We knew there would be little in the way of good news in the Budget and in many respects it delivered what had been signposted.

The high-value council tax surcharge was the headline measure for property. While it is undeniably a tax on aspiration, it is notably less severe than previously floated. Council tax reform is long overdue, but tackling only the very top end risks feeling punitive rather than proportionate.

We should also question how viable this surcharge will be in practice: monitoring valuations and collecting the charge will be challenging, and with implementation not due until 2028, this government may not even be in office to see it through. There is every chance the measure could be revisited or scrapped before it takes effect.

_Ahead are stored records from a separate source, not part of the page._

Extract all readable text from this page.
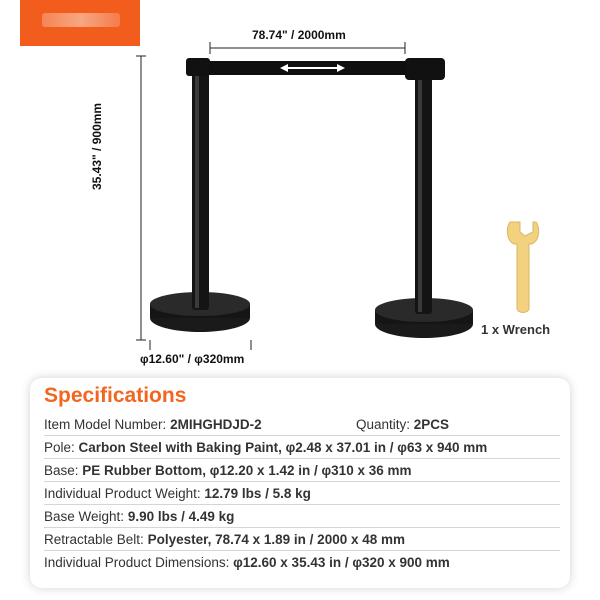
78.74" / 2000mm
35.43" / 900mm
φ12.60" / φ320mm
1 x Wrench
Specifications
Item Model Number: 2MIHGHDJD-2	Quantity: 2PCS
Pole: Carbon Steel with Baking Paint, φ2.48 x 37.01 in / φ63 x 940 mm
Base: PE Rubber Bottom, φ12.20 x 1.42 in / φ310 x 36 mm
Individual Product Weight: 12.79 lbs / 5.8 kg
Base Weight: 9.90 lbs / 4.49 kg
Retractable Belt: Polyester, 78.74 x 1.89 in / 2000 x 48 mm
Individual Product Dimensions: φ12.60 x 35.43 in / φ320 x 900 mm
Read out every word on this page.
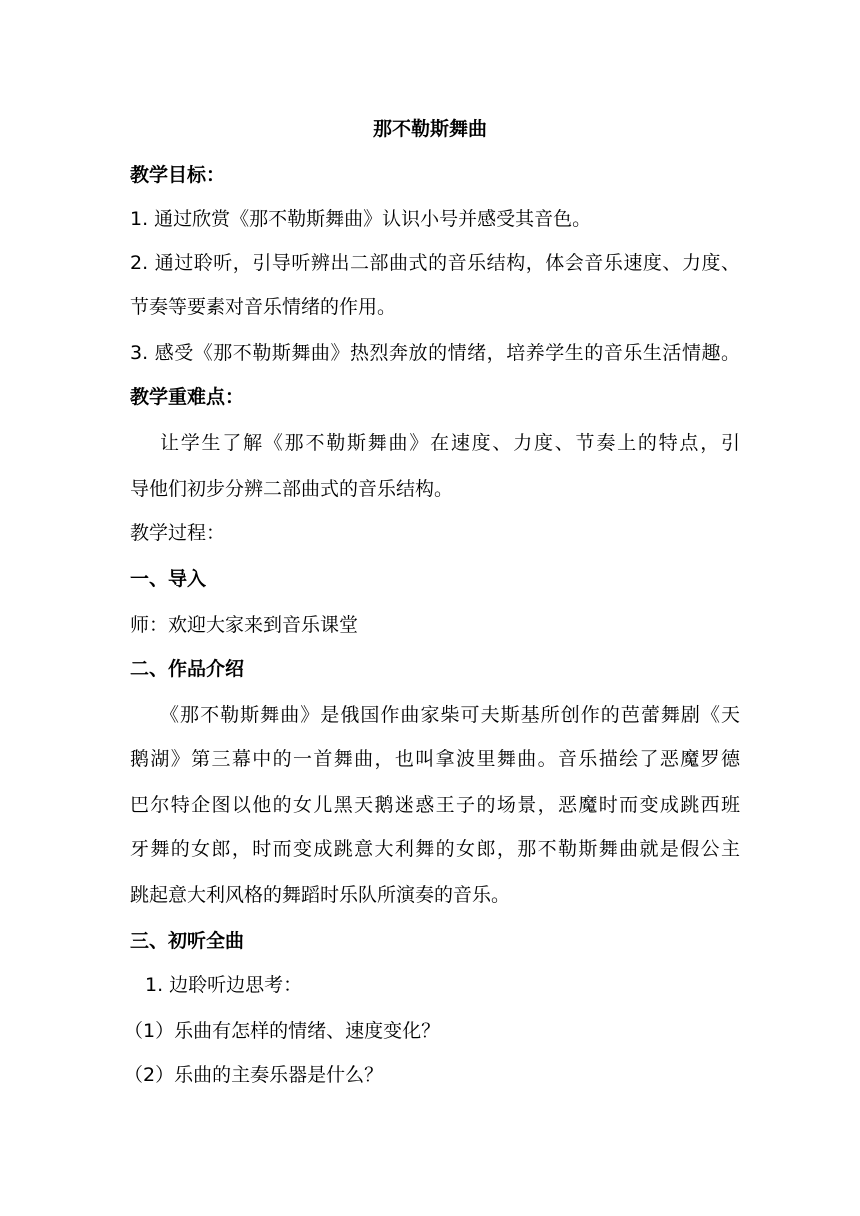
那不勒斯舞曲
教学目标：
1. 通过欣赏《那不勒斯舞曲》认识小号并感受其音色。
2. 通过聆听，引导听辨出二部曲式的音乐结构，体会音乐速度、力度、
节奏等要素对音乐情绪的作用。
3. 感受《那不勒斯舞曲》热烈奔放的情绪，培养学生的音乐生活情趣。
教学重难点：
让学生了解《那不勒斯舞曲》在速度、力度、节奏上的特点，引
导他们初步分辨二部曲式的音乐结构。
教学过程：
一、导入
师：欢迎大家来到音乐课堂
二、作品介绍
《那不勒斯舞曲》是俄国作曲家柴可夫斯基所创作的芭蕾舞剧《天
鹅湖》第三幕中的一首舞曲，也叫拿波里舞曲。音乐描绘了恶魔罗德
巴尔特企图以他的女儿黑天鹅迷惑王子的场景，恶魔时而变成跳西班
牙舞的女郎，时而变成跳意大利舞的女郎，那不勒斯舞曲就是假公主
跳起意大利风格的舞蹈时乐队所演奏的音乐。
三、初听全曲
1. 边聆听边思考：
（1）乐曲有怎样的情绪、速度变化？
（2）乐曲的主奏乐器是什么？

Increasing tax on savings, dividends and property income by two percentage points is also unhelpful, but better than I anticipated.

While most landlords want to remain in the sector, increased costs inevitably influence the homes they keep and the rents they charge. History shows that when operating costs rise, they tend to flow through to tenants, making this a back-door stealth tax on renters rather than landlords.

The absence of stamp duty land tax reform – one of the most effective ways to improve liquidity and encourage both first-time buyers and second movers to take the next step – means the market is still without the incentives that would stimulate activity and support the economy.

Capital gains tax (CGT) was also untouched. That is not a surprise and, arguably, a positive. The chancellor will know investment, entrepreneurship and risk-taking are essential if the UK is to grow. We cannot tax our way to economic recovery, and maintaining CGT rates supports those who are putting capital to work, creating jobs and driving long-term growth.